The Abstract Emptiness of Personality Types

“I have become identified with what is not unique … so I seem to have no specific shape that can be grasped individually … Persons in bins can only resemble one another in their communality … within every typological system there lurks abstract emptiness in which we lose our uniqueness.” – James Hillman

You won’t find a more eloquent criticism of personality typology than James Hillman’s essay in From Types to Images.

What makes it even more striking is that he helped found the Jung Institute in Zurich and gave a brilliant lecture about the feeling function. That lecture was first published in 1971, along with Marie von Franz’s lecture on the inferior function, in the book Lectures on Jung’s Typology.

But then in 1980 he published an essay in which he criticized the misuse of typology. Hillman is, above all, known for his writings about soul-making and calling. In that light, typology can seem very much at odds with calling and one’s unique destiny.

Hillman says: “The problem of perceiving the unique is at the heart of therapy. The desire to see and the need to be seen cannot be overestimated. Analysts struggle to see a particular and different self in each patient.”
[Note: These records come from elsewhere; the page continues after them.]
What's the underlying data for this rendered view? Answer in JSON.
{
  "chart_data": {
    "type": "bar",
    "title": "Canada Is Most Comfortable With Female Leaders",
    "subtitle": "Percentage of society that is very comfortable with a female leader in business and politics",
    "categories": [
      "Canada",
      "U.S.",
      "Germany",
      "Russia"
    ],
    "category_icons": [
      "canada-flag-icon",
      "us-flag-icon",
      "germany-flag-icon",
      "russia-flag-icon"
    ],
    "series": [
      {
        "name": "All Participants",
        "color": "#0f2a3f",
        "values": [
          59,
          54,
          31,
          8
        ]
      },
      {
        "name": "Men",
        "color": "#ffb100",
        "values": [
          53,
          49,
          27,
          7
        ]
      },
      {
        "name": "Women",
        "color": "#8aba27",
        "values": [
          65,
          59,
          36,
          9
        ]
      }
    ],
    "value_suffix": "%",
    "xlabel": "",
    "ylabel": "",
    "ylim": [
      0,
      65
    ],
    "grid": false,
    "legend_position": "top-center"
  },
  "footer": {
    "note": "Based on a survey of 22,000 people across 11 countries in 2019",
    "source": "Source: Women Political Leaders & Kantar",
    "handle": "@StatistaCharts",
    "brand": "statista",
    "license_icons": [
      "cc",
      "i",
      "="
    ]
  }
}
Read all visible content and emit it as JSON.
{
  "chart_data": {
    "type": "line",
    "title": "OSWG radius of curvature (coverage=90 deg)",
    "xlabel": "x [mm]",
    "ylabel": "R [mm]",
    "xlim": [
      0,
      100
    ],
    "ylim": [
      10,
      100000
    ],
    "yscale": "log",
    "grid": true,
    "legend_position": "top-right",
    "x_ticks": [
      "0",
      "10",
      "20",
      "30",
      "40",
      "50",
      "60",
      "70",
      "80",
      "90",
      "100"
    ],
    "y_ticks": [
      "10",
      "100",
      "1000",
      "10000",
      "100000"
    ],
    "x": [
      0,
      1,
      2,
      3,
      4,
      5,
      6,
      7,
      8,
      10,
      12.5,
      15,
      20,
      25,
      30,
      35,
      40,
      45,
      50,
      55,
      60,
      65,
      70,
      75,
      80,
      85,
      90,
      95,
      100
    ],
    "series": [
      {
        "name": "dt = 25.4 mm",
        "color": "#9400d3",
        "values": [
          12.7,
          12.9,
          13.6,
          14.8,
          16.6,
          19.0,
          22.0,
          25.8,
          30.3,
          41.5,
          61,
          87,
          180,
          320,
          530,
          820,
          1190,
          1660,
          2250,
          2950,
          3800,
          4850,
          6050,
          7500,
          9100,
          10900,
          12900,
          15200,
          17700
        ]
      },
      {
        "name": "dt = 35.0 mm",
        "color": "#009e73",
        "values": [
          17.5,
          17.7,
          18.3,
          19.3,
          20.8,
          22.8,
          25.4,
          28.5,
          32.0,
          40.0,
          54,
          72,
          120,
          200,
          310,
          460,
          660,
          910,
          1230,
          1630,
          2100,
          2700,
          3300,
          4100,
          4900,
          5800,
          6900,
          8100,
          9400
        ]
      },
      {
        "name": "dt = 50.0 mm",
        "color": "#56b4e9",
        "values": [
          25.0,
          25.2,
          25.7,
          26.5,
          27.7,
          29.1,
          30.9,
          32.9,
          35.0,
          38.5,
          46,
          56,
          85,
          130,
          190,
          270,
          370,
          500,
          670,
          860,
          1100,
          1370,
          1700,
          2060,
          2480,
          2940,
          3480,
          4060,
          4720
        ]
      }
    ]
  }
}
He also said the problem of human relations is “the experiencing of each other as selves, as individual persons with distinct natures; each person the embodiment of an individual destiny.”

This is where he says we’ve gone wrong in understanding Jung’s Psychological Types book: “His Types was conceived to elaborate differences, variety. Yet it has become an instrument of psychological egalitarianism by means of typical categories into which persons can be fit. The book has … become an instrument of the egalitarianism it is expressly designed to ward off.”

Ouch. I can’t say I disagree. The internet has only exacerbated the problem. The conversations and content about typology are so often about type parts. “I see Ti in how you said that!” And so on. Very little about soul-making and calling.

Hillman again: “Don’t we tend to turn to them [types] when we are most self-occupied, neurasthenic, narcisstically depressed? When we need ego-support? Typologies fascinate and convince because they are methods of mirroring what we most look for – self-perception recognition of our individual image. And the more we gain this insight into our uniqueness and present ourselves as an individual image, the less fascinating and convincing typology: we say, ‘we no longer fit in.'”

This is why type is merely a starting point. When we no longer feel we fit into our particular personality type, perhaps it is because we are seeing our calling all the more clearly.